It's still snow here and tonight the light rain has turned the street into a skating rink. I'm not driving on that. There are signs of melting so maybe, soon, life can get back to normal.
So I've been browsing and I keep coming up against the question 'can it be too cold to snow?'
The obvious answer is - if it could, there'd be no snow in the Arctic or the Antarctic. So it can't. And yet the pseudoeducated keep coming up with 'Yes it can'. Their argument is that at sub-zero temperatures, the air cannot hold enough moisture to produce any precipitation.
*sigh*
It's partly true, and that's why it rains/snows. The argument requires a static system and we don't have one. Air moves about. The technical term for this is 'wind'. In warmer regions, air picks up moisture. When moisture-laden air moves into colder regions, the moisture drops out. Depending on the temperature of the colder region, it could drop out as clouds, rain, snow or hail. Warm and cold are relative terms so the moisture content of air at zero degrees will drop out if the air cools to negative degrees. All that matters is the difference in temperature, not the absolute temperature itself.
So the argument that cold air can't hold moisture is not a justification of the 'too cold to snow' myth. It's an explanation of why snow (and rain) happens at all. Warm wet air comes into a colder region and the moisture it contains precipitates. That's how come it can snow in Antarctica at temperatures in double figures below zero.
It cannot be too cold to snow. It all depends on whether incoming air was warmer before it arrived.

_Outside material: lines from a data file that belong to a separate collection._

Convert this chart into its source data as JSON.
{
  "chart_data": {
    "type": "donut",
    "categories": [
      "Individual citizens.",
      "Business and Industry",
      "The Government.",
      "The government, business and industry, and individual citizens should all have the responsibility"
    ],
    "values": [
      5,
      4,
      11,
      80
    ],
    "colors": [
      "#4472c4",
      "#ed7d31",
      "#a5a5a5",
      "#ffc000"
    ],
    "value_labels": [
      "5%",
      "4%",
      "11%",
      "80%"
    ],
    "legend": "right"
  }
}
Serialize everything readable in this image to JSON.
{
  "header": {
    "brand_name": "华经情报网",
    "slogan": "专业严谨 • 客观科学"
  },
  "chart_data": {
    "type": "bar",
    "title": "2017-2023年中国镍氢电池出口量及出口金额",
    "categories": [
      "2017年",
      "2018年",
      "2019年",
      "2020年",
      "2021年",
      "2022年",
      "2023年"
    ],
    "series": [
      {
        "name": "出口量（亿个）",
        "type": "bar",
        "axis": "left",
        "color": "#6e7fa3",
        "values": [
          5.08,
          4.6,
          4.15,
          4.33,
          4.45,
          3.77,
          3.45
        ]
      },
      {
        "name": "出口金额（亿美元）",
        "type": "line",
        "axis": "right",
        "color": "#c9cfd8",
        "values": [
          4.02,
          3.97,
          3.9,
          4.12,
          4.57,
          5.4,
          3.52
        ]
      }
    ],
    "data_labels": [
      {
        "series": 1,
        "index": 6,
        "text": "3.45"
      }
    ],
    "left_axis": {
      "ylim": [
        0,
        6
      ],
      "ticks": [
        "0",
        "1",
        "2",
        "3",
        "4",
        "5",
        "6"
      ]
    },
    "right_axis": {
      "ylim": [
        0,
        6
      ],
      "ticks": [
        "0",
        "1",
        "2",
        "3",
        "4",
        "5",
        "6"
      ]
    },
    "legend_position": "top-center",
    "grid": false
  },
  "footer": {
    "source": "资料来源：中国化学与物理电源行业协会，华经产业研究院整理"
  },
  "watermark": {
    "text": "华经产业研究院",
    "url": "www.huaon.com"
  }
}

The other thing I found was centrifugal force, which I was told at school was a myth.
Perhaps not.
2 comments:
Hmm. Well. I'm no scientist, but I did live in the Rocky Mountains of Colorado for 20 years where it snows 9 months out of the year. I've seen it snow on the 4th of July twice (and we're talking the northern hemisphere, not the southern). I'm not saying that it can't snow if the temperature drops to a certain point, but I can say it rarely did. If the temperature fell much below 30 degrees Fahrenheit, as a general rule, it did not snow.ba
SW- you lived where it snowed that much? It would drive me insane!
Depends on the terrain. If there's no source of warmer air coming in, then the cold can't make it lose its water. So the 'too cold to snow' can be both true and not true, depending on individual conditions.
It can't work in the UK because we're a little island surrounded by water. Often described as 'the rainy islands at the edge of Europe'.
Something drops out of the sky most days here. I haven't seen a dry patch of ground for months.